Mais les changements récents des autorités ont intentionnellement exclu toute mesure ouvrant les contrats à terme et les actifs similaires aux investisseurs étrangers, car cela pourrait leur permettre de profiter d’une liquidation, selon un gestionnaire d’investissement principal basé à Shanghai chez un prêteur européen.

« Les régulateurs n’aiment pas l’idée de laisser les investisseurs étrangers vendre à découvert [parier contre] les obligations d’État chinoises », a déclaré le gestionnaire d’investissement. Cette personne a ajouté que les investisseurs nationaux détenant des obligations d’État massives, comme les prêteurs publics, n’avaient pas non plus le droit de faire des paris à effet de levier sur la dette chinoise, car « la seule direction de leurs transactions serait la vente, ce qui provoquerait un effondrement du marché ».

Les décideurs politiques n’ont donc que peu d’options faciles pour choisir où commencer la prochaine vague de réformes du marché obligataire. Mais alors que la Chine est aux prises avec un ralentissement économique, elle pourrait n’avoir d’autre choix que de prendre des décisions difficiles sur la manière de gérer les défauts de paiement croissants.

M. Chung a déclaré que l’augmentation des défaillances n’était « bien sûr pas bonne pour les investisseurs », mais il a ajouté que les récents développements contribueraient finalement à différencier les niveaux de risque des obligations onshore.

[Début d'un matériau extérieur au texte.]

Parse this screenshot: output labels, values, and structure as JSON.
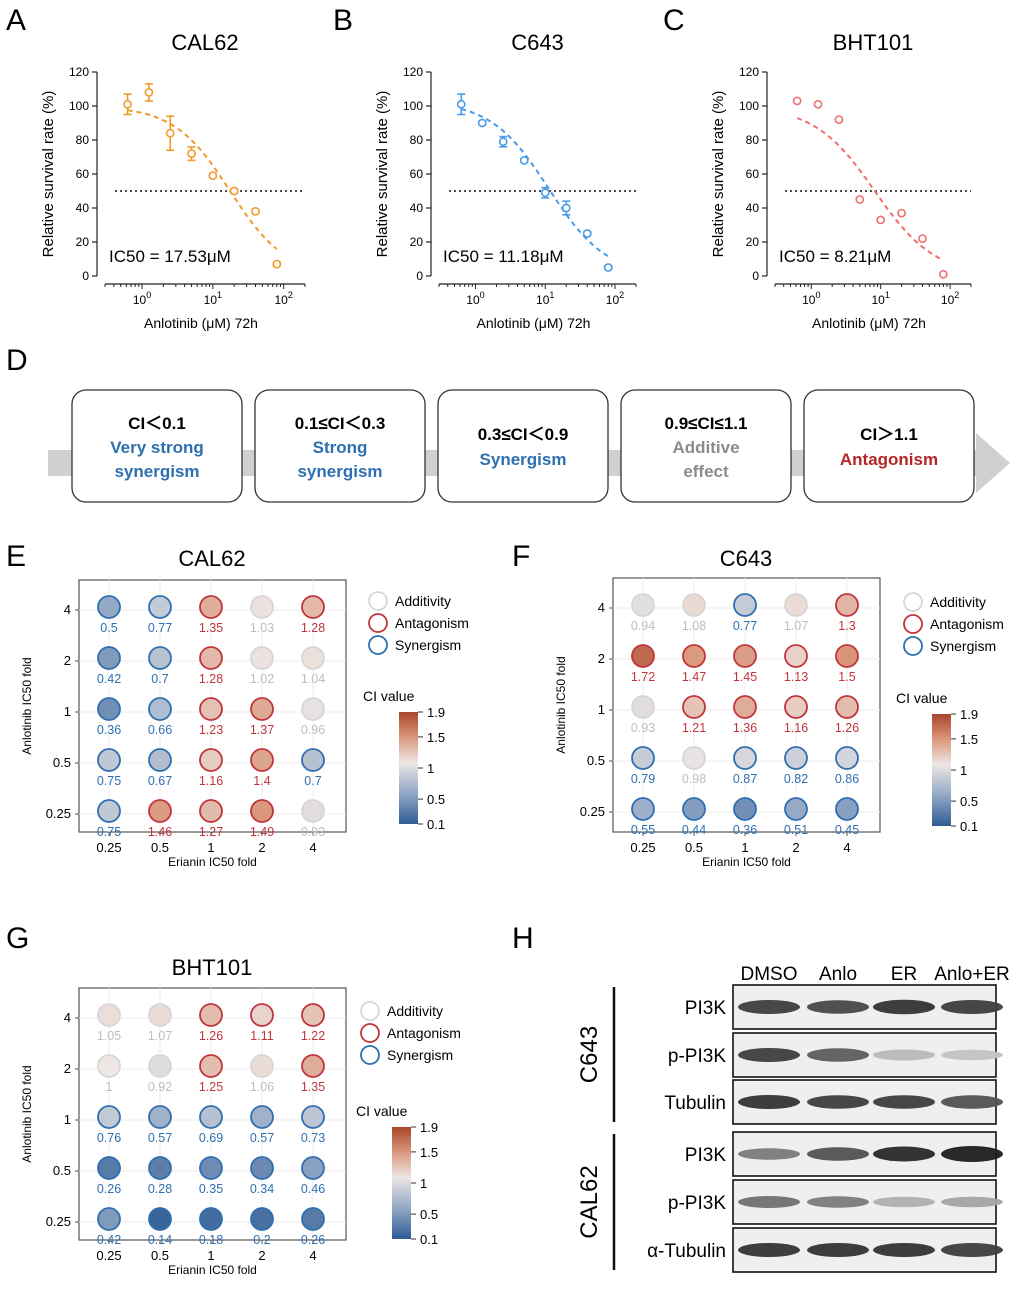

« Il y a cinq ans, les investisseurs paniquaient si l’obligation qu’ils détenaient faisait défaut », a-t-il déclaré, alors qu’aujourd’hui ils ont au moins quelques options pour tenter de limiter les pertes, y compris des négociations avec les émetteurs d’obligations.

Malgré cela, M. Chung ne s’attend pas à ce que les entrées de capitaux reprennent dans les mois à venir simplement parce que la Chine accorde un accès plus facile à ses marchés d’obligations d’échange.

« La clé est de savoir si les investisseurs voient des rendements attrayants sur le marché onshore chinois », a-t-il déclaré.